Culture

I’m a Trans Woman Locked in a Men’s Prison. I’m Fighting to Be Free


 

In an op-ed, Ashley Diamond describes the unconstitutional treatment to which she’s reportedly been subjected within the Georgia Department of Corrections. Diamond, who has filed a lawsuit alleging that she’s been sexually assaulted and abused in a men’s prison, says she will keep fighting for her freedom and the liberation of all incarcerated trans people. The GDC declined to comment on this op-ed when contacted, citing ongoing litigation.

They put me in the first cell, near the entrance to the block. It’s not a good spot for a trans woman in a men’s prison. With everyone constantly walking past, able to stare in at me through the little window in my door, I feel like I’m always on display. It’s the usual tiny cell; a bed, steel toilet, sink, and a little metal locker that holds all my worldly possessions. There’s a stained window high up that gets so cold the walls sweat. I have a picture of Whitney Houston taped up next to my bed. She brings me comfort, but I definitely don’t feel safe.

I’ve been sexually assaulted and abused 16 times in the last year and a half, including by guards. They put a woman in a men’s prison. What did they think would happen? As far as I can tell none of the people who assaulted me have been punished. Officers call me “he-she-it” and “freak.” The people whose job it is to protect me treat me as though I’m disposable. The way Georgia treats me and other trans prisoners is a systemic abuse of power, authority, and moral decency.

Standing up for my community is hard — our society devalues and discards Black trans women — and the people who have power over my life punish me for speaking out. But with all the threats and injustices facing trans people, and especially trans people of color right now, we have no choice but to fight.

This isn’t how I pictured my life turning out. I was born in 1978 to a large Southern Baptist family in Rome, Georgia. I knew I was different at a very young age. Even though I didn’t know what it meant to be trans, I identified with the main female character in the cartoon Jem and the Holograms. She had two identities: record company owner Jerrica Benton and her alter-ego, the singer Jem, whose image she could project over her face and body from special tech in her earrings. That was the first time I saw someone able to change the way they present themselves to the world and take on a new identity, and I knew I wanted to be able to do that, too.

When my father died in 2000, I took on the role of head of our household, supporting my mother and my three siblings. But as a trans woman, it was hard to get hired and hard to hold onto a job once my employers found out. One time, I was hired to work in the makeup section of a major retail chain. I had to bring in my ID, and toward the end of the day a manager came and told me I had lied on my application when I said I was female so I was hired under false pretenses. They gave me $23.17 out of the register and told me not to come back.

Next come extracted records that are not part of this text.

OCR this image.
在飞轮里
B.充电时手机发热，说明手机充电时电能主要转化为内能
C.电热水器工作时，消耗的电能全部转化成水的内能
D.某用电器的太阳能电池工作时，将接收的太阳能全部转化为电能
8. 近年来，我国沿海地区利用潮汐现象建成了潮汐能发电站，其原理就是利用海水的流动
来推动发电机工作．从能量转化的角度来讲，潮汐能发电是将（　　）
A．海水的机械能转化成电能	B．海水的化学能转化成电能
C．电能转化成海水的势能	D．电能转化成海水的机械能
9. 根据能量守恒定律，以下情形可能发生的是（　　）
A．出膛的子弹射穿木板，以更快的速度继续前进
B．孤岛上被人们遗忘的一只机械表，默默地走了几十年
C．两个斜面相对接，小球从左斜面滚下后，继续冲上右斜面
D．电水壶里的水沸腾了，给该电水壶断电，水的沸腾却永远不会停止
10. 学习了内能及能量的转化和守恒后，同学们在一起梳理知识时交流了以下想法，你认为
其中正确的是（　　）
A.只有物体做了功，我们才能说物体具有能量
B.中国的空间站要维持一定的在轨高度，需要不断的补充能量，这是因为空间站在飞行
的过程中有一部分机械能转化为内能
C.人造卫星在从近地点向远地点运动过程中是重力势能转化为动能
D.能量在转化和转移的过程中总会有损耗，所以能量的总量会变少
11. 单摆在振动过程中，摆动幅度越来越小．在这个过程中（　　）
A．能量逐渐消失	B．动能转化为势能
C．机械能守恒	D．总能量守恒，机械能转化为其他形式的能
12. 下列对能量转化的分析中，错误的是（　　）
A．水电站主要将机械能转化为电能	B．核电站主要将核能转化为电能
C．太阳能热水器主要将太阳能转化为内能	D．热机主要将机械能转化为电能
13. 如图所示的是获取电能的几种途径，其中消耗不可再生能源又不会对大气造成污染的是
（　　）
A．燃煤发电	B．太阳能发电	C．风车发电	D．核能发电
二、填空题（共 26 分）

The rejections were so demoralizing. At one point, the only job I could get was dressing up in a hot dog costume. I remember sweating inside that hot dog and thinking there had to be more to life than this.

After years of being denied opportunities, I was arrested and charged with burglary for pawning a used electric saw my boyfriend had stolen that was worth less than $200 new. I was sentenced to 12 years in prison by a judge who treated me with open hostility and told me I didn’t belong in our town.

In 2012, I entered the custody of the Georgia Department of Corrections. Between 2012 and 2015, I was placed in a series of men’s prisons where I was raped, abused, and denied the hormones and gender affirming care I needed. Prison staff told me they couldn’t protect me or move me to a facility that could keep me safe. Even though I’d been taking hormones since I was a teenager, they wouldn’t give them to me. Officials also rejected my requests for accommodations to be able to express my female gender on the grounds that I was “clearly a man, not a woman.”